外国人観光客受け入れ再開で鳥羽市の海女小屋でも期待

新型コロナウイルスの影響で停止していた外国人観光客の受け入れが、ツアー客に限定する形で10日から約2年ぶりに再開されました。
三重県鳥羽市にあり海に潜って漁をする海女の人たちの文化を体験できる施設では、外国人観光客が戻ることに期待を寄せています。

鳥羽市相差町には海女の人たちが漁の合間に体を休めたり情報交換したりするのに使う海女小屋の雰囲気を体験できる施設があります。
サザエやアワビなど、海女がとった貝を目の前で焼いてもらって味わうことができるほか、漁に使う道具や暮らしについて現役の海女から説明を聞くこともできるなど海女文化を体験できる施設として国内外の観光客の人気を集めてきました。
ところが新型コロナウイルスの影響で外国人観光客の受け入れが停止されたため、令和元年には1万人あまりと訪れる客の半分を占めていた外国人観光客の訪問がなくなり、活気は失われがちだったということです。
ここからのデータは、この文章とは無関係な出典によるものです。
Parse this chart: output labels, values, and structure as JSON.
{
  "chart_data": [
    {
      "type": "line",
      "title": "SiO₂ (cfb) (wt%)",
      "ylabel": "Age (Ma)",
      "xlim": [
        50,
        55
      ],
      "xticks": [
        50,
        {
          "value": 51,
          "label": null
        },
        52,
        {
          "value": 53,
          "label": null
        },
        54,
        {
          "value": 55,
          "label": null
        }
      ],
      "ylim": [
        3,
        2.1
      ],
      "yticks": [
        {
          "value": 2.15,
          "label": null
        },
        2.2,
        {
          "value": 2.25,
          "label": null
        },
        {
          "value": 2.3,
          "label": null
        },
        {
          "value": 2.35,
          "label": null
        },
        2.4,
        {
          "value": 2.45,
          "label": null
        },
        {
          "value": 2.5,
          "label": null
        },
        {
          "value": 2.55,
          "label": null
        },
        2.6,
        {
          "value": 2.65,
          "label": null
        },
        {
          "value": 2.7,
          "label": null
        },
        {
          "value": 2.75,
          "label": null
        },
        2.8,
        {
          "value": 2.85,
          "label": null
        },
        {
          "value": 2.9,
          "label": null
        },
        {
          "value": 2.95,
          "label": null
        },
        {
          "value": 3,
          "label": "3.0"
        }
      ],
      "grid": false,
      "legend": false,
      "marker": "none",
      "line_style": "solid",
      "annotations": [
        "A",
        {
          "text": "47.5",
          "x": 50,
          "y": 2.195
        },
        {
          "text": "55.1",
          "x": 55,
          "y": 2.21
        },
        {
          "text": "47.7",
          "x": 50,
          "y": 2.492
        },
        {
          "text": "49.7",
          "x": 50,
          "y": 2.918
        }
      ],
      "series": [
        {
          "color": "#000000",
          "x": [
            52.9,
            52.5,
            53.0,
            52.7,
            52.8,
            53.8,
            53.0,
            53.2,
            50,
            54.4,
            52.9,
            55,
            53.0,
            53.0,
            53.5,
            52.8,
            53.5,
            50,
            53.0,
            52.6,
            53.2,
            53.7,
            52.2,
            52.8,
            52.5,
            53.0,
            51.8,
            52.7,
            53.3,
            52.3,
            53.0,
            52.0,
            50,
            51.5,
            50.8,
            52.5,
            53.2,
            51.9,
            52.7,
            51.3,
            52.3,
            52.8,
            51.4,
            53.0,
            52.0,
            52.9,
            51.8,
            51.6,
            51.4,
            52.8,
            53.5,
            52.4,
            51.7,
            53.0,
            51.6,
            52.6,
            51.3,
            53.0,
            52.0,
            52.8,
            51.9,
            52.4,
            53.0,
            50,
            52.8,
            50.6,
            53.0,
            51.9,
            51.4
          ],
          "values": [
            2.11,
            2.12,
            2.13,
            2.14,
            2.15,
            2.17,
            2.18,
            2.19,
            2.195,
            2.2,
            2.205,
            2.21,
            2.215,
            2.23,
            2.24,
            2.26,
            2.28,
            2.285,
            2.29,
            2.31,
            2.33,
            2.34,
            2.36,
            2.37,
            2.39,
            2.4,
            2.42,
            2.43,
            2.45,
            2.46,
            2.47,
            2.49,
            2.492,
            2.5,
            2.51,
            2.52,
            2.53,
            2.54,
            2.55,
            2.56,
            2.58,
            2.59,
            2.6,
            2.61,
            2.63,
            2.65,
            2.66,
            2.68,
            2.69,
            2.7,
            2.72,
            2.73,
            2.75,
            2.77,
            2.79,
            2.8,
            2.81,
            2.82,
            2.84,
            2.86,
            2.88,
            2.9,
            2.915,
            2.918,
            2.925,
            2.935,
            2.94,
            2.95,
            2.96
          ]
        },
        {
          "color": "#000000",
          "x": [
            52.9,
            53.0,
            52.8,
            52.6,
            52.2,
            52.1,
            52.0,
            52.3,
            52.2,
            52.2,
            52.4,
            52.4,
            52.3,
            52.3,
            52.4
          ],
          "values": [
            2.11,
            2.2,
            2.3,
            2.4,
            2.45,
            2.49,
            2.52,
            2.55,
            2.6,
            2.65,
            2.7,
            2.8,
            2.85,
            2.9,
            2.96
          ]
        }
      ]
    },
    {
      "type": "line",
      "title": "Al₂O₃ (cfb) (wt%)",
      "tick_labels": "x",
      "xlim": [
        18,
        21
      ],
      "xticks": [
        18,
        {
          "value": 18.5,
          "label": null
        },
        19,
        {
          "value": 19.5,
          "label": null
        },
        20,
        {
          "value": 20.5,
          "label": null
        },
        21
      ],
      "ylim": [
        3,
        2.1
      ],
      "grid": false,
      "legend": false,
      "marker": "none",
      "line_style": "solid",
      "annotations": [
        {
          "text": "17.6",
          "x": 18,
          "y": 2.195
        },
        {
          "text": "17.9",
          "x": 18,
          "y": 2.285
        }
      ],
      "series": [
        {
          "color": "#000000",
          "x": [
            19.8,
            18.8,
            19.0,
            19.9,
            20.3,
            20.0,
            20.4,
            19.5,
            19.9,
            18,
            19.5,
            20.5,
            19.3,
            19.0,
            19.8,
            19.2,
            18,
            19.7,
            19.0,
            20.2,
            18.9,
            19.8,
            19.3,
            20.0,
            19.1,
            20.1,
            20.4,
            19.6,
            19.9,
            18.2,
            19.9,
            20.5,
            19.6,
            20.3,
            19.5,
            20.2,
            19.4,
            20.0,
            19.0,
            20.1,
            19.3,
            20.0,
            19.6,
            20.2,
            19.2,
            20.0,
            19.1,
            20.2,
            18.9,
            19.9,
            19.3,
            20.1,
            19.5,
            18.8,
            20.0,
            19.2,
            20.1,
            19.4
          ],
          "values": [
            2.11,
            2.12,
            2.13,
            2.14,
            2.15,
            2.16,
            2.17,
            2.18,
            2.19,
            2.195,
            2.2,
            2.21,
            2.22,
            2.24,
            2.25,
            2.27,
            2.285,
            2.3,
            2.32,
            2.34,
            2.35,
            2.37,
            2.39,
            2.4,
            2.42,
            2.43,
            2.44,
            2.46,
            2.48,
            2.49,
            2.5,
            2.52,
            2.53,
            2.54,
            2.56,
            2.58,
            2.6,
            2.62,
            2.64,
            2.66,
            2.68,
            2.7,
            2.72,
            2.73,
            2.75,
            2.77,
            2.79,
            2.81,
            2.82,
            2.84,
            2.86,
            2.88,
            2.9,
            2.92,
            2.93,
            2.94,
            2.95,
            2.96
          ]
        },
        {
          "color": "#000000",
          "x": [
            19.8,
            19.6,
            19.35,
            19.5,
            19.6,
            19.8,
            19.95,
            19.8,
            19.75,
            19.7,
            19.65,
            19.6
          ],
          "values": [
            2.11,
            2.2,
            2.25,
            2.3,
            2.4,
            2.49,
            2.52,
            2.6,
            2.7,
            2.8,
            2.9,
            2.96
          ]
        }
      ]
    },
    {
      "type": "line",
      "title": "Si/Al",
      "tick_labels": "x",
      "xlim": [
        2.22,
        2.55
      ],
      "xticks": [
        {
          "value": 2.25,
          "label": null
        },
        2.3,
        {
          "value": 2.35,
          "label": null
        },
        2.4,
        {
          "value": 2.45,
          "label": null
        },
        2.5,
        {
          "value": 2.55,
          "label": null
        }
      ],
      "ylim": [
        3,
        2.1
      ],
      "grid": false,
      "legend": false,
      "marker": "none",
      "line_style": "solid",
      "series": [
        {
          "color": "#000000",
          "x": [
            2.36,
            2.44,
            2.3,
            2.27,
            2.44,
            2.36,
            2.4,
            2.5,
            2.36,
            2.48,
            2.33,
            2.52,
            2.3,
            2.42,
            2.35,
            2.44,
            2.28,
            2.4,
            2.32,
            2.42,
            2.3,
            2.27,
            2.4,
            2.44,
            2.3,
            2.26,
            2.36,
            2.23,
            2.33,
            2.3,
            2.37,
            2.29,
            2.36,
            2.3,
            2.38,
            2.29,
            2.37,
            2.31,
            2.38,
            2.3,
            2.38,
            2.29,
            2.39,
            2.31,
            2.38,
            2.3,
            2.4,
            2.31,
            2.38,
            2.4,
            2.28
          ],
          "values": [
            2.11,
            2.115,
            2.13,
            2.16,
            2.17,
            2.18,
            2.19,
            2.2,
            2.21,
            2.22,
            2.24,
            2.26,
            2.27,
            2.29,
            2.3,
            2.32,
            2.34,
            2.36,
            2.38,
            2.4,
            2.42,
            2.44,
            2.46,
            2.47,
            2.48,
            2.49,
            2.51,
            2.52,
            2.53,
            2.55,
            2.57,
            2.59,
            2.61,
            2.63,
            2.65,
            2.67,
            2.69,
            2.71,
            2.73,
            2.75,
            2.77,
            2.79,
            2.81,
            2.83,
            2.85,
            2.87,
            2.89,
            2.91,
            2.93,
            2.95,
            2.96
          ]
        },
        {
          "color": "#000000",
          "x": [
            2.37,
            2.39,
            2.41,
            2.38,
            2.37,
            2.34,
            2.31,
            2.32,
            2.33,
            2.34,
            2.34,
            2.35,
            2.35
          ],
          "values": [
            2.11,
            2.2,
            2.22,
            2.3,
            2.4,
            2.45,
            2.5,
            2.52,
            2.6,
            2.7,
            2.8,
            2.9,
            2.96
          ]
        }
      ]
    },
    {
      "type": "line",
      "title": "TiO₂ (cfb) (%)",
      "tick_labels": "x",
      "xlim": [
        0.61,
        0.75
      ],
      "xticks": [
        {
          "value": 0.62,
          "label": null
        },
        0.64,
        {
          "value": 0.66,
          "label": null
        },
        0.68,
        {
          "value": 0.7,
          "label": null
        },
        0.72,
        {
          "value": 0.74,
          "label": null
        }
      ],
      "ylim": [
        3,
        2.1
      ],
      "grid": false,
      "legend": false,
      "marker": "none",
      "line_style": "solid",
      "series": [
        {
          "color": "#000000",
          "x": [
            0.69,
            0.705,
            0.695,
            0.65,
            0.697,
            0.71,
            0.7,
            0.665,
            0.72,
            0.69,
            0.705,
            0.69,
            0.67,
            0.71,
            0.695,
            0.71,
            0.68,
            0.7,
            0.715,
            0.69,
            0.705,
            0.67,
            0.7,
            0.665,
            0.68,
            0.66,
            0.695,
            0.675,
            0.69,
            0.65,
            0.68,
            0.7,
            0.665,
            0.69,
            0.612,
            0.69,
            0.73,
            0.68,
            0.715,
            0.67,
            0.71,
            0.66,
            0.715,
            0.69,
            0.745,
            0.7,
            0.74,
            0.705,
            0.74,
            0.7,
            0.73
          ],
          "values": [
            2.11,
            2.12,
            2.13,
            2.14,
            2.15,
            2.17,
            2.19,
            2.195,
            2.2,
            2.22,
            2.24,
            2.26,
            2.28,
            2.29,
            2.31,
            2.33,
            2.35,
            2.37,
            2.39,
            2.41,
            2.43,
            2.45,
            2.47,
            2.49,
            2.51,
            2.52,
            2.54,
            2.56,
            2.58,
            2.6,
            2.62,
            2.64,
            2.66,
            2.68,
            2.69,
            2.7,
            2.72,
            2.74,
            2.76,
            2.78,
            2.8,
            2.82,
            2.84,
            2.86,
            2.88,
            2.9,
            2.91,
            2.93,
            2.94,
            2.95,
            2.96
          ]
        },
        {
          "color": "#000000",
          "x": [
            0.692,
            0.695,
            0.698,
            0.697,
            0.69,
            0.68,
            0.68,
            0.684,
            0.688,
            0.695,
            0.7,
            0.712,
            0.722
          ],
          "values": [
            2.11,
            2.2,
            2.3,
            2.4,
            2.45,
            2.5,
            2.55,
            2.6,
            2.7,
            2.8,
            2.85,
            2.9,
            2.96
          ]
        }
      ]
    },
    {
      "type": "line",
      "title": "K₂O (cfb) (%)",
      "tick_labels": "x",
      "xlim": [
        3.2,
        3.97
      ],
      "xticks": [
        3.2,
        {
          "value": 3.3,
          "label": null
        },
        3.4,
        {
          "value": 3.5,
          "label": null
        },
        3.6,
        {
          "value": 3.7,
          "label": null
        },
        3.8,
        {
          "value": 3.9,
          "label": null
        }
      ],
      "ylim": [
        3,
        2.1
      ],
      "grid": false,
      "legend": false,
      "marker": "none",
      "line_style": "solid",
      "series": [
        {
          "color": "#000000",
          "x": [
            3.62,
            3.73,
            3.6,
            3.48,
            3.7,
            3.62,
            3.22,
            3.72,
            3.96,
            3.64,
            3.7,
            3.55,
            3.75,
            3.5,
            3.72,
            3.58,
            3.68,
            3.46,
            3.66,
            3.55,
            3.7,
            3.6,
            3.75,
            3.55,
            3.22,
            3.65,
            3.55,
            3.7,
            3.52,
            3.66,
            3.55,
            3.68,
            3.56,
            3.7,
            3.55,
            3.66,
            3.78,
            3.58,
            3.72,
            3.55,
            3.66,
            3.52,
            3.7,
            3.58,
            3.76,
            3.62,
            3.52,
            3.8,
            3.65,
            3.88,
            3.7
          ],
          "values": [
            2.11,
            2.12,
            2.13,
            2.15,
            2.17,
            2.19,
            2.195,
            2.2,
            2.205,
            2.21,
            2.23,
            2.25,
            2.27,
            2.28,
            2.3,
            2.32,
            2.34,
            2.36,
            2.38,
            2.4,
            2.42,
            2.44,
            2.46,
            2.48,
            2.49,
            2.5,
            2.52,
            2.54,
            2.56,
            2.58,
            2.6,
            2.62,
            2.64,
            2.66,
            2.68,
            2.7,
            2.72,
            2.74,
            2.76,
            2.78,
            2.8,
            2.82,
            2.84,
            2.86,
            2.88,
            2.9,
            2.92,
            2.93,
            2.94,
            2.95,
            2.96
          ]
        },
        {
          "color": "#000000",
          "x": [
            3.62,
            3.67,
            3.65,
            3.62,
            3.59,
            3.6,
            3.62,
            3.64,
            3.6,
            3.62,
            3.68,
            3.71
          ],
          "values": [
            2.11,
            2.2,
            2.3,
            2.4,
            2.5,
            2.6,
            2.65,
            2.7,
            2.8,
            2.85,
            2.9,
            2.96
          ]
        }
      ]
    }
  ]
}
10日、外国人観光客の受け入れがツアー客に限定する形で約2年ぶりに再開されたことについて、海女小屋「はちまんかまど」の野村一弘社長は、「三重県にもコロナ以前のようにたくさんの外国の方が戻ってくれるとうれしい。感染対策は十分にして、働く人もお客さんからも感染する人を出さないよう努めたい」と話していました。
施設では受け入れ再開に先駆けて海外の旅行会社と商談を重ねていたということで7月以降はマレーシアやアメリカ、シンガポールなどからツアー客を受け入れる予定だということです。